In 1933, Lombardi received a football scholarship[32] to Fordham University[33] in the Bronx to play for the Fordham Rams and Coach Jim Crowley, who was one of the Four Horsemen of Notre Dame in the 1920s. During his freshman year, Lombardi proved to be an aggressive and spirited player on the football field.[34] Prior to the beginning of his sophomore year, Lombardi was projected to start games at the tackle position. Lombardi was only 5'8" and about 180 pounds and was classified as undersized for the position [35]

In his senior year of 1936, he was the right guard in the Seven Blocks of Granite,[36] a nickname given by a Fordham University publicist to the Fordham University football team's offensive front line.[37][note 3][38] In a game against Pitt, he suffered a severe gash inside his mouth and had several teeth knocked out.[39] He missed most of the remainder of the game, until he was called in on defense for a successful goal line stand that preserved a 0–0 tie.
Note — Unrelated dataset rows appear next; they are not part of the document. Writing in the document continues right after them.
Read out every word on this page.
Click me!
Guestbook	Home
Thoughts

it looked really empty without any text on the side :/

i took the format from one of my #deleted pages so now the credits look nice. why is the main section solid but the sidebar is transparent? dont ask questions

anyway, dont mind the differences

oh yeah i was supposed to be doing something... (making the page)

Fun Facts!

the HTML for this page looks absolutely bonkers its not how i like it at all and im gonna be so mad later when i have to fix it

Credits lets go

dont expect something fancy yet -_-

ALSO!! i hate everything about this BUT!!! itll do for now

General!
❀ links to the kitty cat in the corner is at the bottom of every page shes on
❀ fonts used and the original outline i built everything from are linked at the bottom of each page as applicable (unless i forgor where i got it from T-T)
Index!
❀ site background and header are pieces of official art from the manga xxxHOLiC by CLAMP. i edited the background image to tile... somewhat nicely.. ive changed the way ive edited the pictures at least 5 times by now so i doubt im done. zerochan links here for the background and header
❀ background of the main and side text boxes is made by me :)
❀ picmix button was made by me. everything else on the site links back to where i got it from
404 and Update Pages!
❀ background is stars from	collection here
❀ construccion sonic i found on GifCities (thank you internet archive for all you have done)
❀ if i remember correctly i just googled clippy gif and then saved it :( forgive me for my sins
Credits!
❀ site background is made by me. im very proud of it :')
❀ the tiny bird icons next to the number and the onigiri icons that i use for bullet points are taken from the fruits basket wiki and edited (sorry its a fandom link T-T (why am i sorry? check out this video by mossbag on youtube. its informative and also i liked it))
The Rams were 5–0–2[40] before losing in the final game of the season, 7–6, to NYU.[41] The loss destroyed all hopes of Fordham playing in the Rose Bowl and taught Lombardi a lesson he would never forget — never to underestimate your opponent.[42]

Early career

Lombardi graduated from Fordham University on June 16, 1937.[43][44] The economic outlook of the Great Depression offered him few opportunities for a career. For the next two years, he showed no discernible career path or ambition. He tried his hand at semi-professional football with the Wilmington Clippers[45] of the American Association and as a debt collector, but those efforts very quickly proved to be failures. With his father's strong support, he enrolled in Fordham Law school in September 1938. Although he did not fail any classes, he believed his grades were so poor that he dropped out after one semester.[46] Later in life, he would explain to others that he was close to graduating, but his desire to start and support a family forced him to leave law school and get a job.[47] He would also join the Brooklyn Eagles.